Re: [PATCH v2 1/3] read-cache: speed up index load through parallelization

Junio C Hamano <gitster@xxxxxxxxx> · Wed, 29 Aug 2018 10:14:24 -0700

Ben Peart <Ben.Peart@xxxxxxxxxxxxx> writes:

> diff --git a/Documentation/config.txt b/Documentation/config.txt
> index 1c42364988..79f8296d9c 100644
> --- a/Documentation/config.txt
> +++ b/Documentation/config.txt
> @@ -2391,6 +2391,12 @@ imap::
>  	The configuration variables in the 'imap' section are described
>  	in linkgit:git-imap-send[1].
>  
> +index.threads::
> +	Specifies the number of threads to spawn when loading the index.
> +	This is meant to reduce index load time on multiprocessor machines.
> +	Specifying 0 or 'true' will cause Git to auto-detect the number of
> +	CPU's and set the number of threads accordingly. Defaults to 'true'.

"0 or 'true' means 'auto'" made me go "Huh?"

The "Huh?"  I initially felt comes from the fact that usually 0 and
false are interchangeable, but for this particular application,
"disabling" the threading means setting the count to one (not zero),
leaving us zero as a usable "special value" to signal 'auto'.
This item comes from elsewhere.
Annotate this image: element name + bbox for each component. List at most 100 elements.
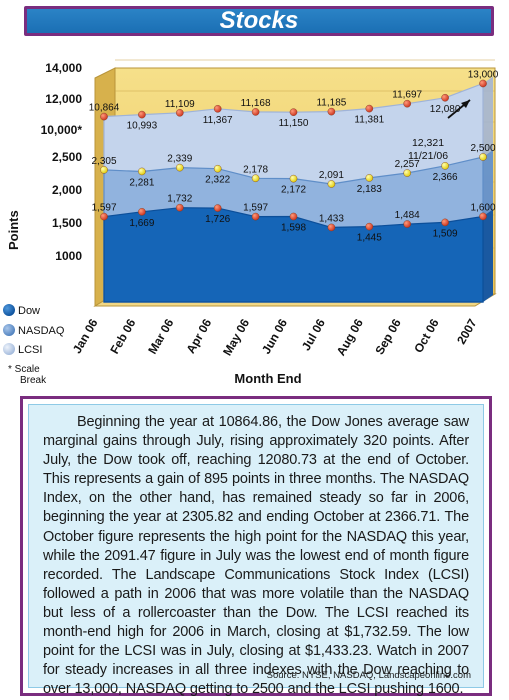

So the end result does make sense, especially with this bit ...

> diff --git a/config.c b/config.c
> index 9a0b10d4bc..3bda124550 100644
> --- a/config.c
> +++ b/config.c
> @@ -2289,6 +2289,20 @@ int git_config_get_fsmonitor(void)
> ...
> +	if (!git_config_get_bool_or_int("index.threads", &is_bool, &val)) {
> +		if (is_bool)
> +			return val ? 0 : 1;
> +		else
> +			return val;

... which says "'0' and 'true' are the same and yields 0, '1' and
'false' yields 1, and '2' and above will give the int".  

Adding something like

	You can disable multi-threaded code by setting this variable
	to 'false' (or 1).

may reduce the risk of a similar "Huh?" reaction by other readers.

> +struct load_cache_entries_thread_data
> +{
> +	pthread_t pthread;
> +	struct index_state *istate;
> +	struct mem_pool *ce_mem_pool;
> +	int offset, nr;
> +	void *mmap;
> +	unsigned long start_offset;
> +	struct strbuf previous_name_buf;
> +	struct strbuf *previous_name;
> +	unsigned long consumed;	/* return # of bytes in index file processed */
> +};

We saw that Duy's "let's not use strbuf to remember the previous
name but instead use the previous ce" approach gave us a nice
performance boost; I wonder if we can build on that idea here?

One possible approach might be to create one ce per "block" in the
pre-scanning thread and use that ce as the "previous one" in the
per-thread data before spawning a worker.

> +static unsigned long load_cache_entries(struct index_state *istate,
> +			void *mmap, size_t mmap_size, unsigned long src_offset)
> +{
> +	struct strbuf previous_name_buf = STRBUF_INIT, *previous_name;
> +	struct load_cache_entries_thread_data *data;
> +	int nr_threads, cpus, ce_per_thread;
> +	unsigned long consumed;
> +	int i, thread;
> +
> +	nr_threads = git_config_get_index_threads();
> +	if (!nr_threads) {
> +		cpus = online_cpus();
> +		nr_threads = istate->cache_nr / THREAD_COST;

Here, nr_threads could become 0 with a small index, but any value
below 2 makes us call load_all_cache_entries() by the main thread
(and the value of nr_thread is not used anyore), it is fine.  Of
course, forced test will set it to 2 so there is no problem, either.

OK.

> +	/* a little sanity checking */
> +	if (istate->name_hash_initialized)
> +		die("the name hash isn't thread safe");

If it is a programming error to call into this codepath without
initializing the name_hash, which I think is the case, this is
better done with BUG("").

The remainder of the patch looked good.  Thanks.